[The Crown of Life by George Gissing]@TWC D-Link book
The Crown of Life

CHAPTER III
13/19

Straight as an arrow, her shoulders the perfect curve, bosom and hips full-moulded to the ideal of ripe girlhood, she could not make a gesture which was not graceful, nor change her position without revealing a new excellence of form.

Yet a certain taste would have leant towards Miss Hannaford, whose traits had more mystery; as an uncommon type, she gained by this juxtaposition.

Miss Derwent, despite her larger experience of the world, her vastly better education, was a much younger person than Olga; she had an occasional _naivete_ unknown to her cousin; her sex was far less developed.

To the average man, Olga's proximity would have been troubling, whereas Irene's would simply have given delight.
During the excitement of the arrival, and through the cheerful meal which followed, Eustace Derwent maintained a certain reserve, was always rather in the background.

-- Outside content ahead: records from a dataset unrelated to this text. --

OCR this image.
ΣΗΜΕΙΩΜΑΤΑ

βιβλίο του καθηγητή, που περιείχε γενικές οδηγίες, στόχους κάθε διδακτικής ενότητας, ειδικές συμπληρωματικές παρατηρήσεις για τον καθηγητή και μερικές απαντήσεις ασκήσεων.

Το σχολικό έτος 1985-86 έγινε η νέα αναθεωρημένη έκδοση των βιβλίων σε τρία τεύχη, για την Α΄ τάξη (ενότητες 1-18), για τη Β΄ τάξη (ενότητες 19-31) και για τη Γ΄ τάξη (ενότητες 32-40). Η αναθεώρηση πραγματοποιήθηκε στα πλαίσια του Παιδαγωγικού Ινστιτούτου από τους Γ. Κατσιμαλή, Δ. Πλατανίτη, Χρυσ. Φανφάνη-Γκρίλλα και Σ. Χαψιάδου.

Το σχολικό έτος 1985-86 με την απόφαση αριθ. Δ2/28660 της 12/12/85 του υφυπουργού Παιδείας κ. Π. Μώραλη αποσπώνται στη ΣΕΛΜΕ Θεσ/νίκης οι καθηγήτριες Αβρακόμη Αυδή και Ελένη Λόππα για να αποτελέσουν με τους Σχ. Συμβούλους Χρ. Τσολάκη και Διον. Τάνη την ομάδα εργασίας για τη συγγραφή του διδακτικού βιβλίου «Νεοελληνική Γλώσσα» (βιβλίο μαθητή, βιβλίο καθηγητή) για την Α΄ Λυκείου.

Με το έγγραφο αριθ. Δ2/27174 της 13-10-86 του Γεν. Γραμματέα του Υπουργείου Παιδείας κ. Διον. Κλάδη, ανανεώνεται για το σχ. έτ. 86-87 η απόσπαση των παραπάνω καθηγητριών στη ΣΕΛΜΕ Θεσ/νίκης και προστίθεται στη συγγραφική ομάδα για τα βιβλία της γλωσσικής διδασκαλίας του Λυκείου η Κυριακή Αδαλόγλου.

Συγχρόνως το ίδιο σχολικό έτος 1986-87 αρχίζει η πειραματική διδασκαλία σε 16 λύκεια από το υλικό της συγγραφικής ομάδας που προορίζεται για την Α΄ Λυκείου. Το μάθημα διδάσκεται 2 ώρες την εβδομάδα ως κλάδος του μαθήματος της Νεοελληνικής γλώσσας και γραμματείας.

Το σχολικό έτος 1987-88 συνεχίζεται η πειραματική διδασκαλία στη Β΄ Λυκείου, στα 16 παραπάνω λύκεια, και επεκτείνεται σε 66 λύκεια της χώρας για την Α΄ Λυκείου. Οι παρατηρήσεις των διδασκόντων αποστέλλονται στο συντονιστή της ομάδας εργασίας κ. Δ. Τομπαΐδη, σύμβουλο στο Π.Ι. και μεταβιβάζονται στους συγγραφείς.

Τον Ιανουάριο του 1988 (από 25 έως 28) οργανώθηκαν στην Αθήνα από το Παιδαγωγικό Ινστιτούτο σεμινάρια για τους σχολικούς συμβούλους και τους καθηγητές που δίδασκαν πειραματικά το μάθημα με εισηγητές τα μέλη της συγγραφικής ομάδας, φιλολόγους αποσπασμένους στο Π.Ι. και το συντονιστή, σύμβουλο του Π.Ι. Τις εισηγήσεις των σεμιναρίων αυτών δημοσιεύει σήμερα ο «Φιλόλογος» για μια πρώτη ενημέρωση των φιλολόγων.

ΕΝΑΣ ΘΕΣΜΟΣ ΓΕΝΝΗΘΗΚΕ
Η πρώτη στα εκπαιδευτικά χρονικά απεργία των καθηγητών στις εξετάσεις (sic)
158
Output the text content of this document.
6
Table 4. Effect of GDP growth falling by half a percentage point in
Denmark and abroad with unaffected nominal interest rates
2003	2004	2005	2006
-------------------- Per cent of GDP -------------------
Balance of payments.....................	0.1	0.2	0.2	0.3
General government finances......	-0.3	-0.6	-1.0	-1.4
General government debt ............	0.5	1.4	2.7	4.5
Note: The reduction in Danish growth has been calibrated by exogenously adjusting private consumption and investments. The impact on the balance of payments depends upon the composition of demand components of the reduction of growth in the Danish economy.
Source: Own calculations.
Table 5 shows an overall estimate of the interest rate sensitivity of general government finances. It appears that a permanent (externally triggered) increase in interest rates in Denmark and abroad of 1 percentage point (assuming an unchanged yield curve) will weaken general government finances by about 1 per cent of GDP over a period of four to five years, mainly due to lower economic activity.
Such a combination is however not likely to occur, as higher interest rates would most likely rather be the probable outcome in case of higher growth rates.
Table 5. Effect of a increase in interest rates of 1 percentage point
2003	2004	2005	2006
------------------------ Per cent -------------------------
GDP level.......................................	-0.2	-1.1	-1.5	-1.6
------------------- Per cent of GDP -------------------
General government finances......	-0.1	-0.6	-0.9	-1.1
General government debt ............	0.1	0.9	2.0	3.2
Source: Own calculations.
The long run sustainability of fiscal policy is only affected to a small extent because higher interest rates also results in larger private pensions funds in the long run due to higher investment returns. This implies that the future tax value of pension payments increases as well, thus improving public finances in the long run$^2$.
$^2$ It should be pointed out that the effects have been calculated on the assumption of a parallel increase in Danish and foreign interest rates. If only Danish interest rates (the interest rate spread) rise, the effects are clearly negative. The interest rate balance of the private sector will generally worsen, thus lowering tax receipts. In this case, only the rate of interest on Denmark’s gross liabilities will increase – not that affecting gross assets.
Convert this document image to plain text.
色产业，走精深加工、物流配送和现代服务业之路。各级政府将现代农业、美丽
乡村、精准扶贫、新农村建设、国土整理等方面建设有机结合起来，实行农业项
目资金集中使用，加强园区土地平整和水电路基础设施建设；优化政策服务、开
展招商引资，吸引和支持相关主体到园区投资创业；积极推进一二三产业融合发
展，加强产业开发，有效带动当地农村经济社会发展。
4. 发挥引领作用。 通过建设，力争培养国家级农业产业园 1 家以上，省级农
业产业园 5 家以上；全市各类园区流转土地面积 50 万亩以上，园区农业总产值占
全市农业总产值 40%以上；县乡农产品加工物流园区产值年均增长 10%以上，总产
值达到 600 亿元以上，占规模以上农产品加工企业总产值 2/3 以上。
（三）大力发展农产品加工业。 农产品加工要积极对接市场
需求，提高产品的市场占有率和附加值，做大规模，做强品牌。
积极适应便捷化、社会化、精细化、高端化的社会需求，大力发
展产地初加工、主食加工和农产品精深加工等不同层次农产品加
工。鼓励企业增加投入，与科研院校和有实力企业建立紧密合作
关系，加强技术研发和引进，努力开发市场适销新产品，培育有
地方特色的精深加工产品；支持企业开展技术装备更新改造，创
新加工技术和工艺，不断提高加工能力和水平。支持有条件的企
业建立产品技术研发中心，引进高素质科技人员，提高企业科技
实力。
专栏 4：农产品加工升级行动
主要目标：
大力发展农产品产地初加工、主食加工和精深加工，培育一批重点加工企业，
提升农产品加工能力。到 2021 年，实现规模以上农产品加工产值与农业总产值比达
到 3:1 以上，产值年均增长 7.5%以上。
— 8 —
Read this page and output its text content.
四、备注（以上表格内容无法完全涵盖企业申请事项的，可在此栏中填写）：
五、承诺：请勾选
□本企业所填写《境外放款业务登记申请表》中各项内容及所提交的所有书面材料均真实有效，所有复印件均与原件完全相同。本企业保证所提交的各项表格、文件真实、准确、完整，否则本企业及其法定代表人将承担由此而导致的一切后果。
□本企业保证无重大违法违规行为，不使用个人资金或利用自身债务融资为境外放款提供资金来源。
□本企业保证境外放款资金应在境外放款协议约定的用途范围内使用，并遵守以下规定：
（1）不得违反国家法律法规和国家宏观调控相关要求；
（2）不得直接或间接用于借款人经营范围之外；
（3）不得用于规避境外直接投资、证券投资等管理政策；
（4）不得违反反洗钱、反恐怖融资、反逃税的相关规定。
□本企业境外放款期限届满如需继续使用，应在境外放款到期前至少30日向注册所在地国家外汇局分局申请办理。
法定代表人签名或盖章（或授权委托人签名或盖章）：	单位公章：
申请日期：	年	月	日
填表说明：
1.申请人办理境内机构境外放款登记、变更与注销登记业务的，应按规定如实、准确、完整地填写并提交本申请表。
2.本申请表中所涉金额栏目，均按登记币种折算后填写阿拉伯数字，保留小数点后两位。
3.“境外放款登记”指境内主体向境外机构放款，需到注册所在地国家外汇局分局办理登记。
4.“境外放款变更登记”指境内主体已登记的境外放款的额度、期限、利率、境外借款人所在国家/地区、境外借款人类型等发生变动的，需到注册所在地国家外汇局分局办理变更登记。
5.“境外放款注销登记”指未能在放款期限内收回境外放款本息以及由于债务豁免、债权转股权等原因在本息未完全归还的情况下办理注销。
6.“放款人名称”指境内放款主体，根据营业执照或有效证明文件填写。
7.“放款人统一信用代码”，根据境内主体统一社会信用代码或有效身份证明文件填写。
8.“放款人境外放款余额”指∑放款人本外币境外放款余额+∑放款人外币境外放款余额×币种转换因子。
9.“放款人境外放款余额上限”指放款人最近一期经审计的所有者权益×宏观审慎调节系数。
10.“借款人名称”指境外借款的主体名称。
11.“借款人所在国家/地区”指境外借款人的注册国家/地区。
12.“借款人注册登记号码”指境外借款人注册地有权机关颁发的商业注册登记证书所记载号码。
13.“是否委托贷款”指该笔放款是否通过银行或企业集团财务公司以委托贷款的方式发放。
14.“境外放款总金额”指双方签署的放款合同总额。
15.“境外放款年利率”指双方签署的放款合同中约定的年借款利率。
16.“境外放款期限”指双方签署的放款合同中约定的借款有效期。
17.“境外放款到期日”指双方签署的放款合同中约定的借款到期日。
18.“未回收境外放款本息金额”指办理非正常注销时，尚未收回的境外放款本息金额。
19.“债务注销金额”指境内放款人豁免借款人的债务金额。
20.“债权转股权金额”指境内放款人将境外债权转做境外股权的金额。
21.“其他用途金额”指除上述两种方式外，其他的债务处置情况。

This implied no defect of decent sentiment; the young man--he was four-and-twenty--could not regard his aunt and cousin with any fond emotion, but he did not dislike them, and was willing to credit them with all the excellent qualities perceived by Irene, wondering merely how his father's sister, a member of the Derwent family, could have married such a "doubtful customer" as Lee Hannaford.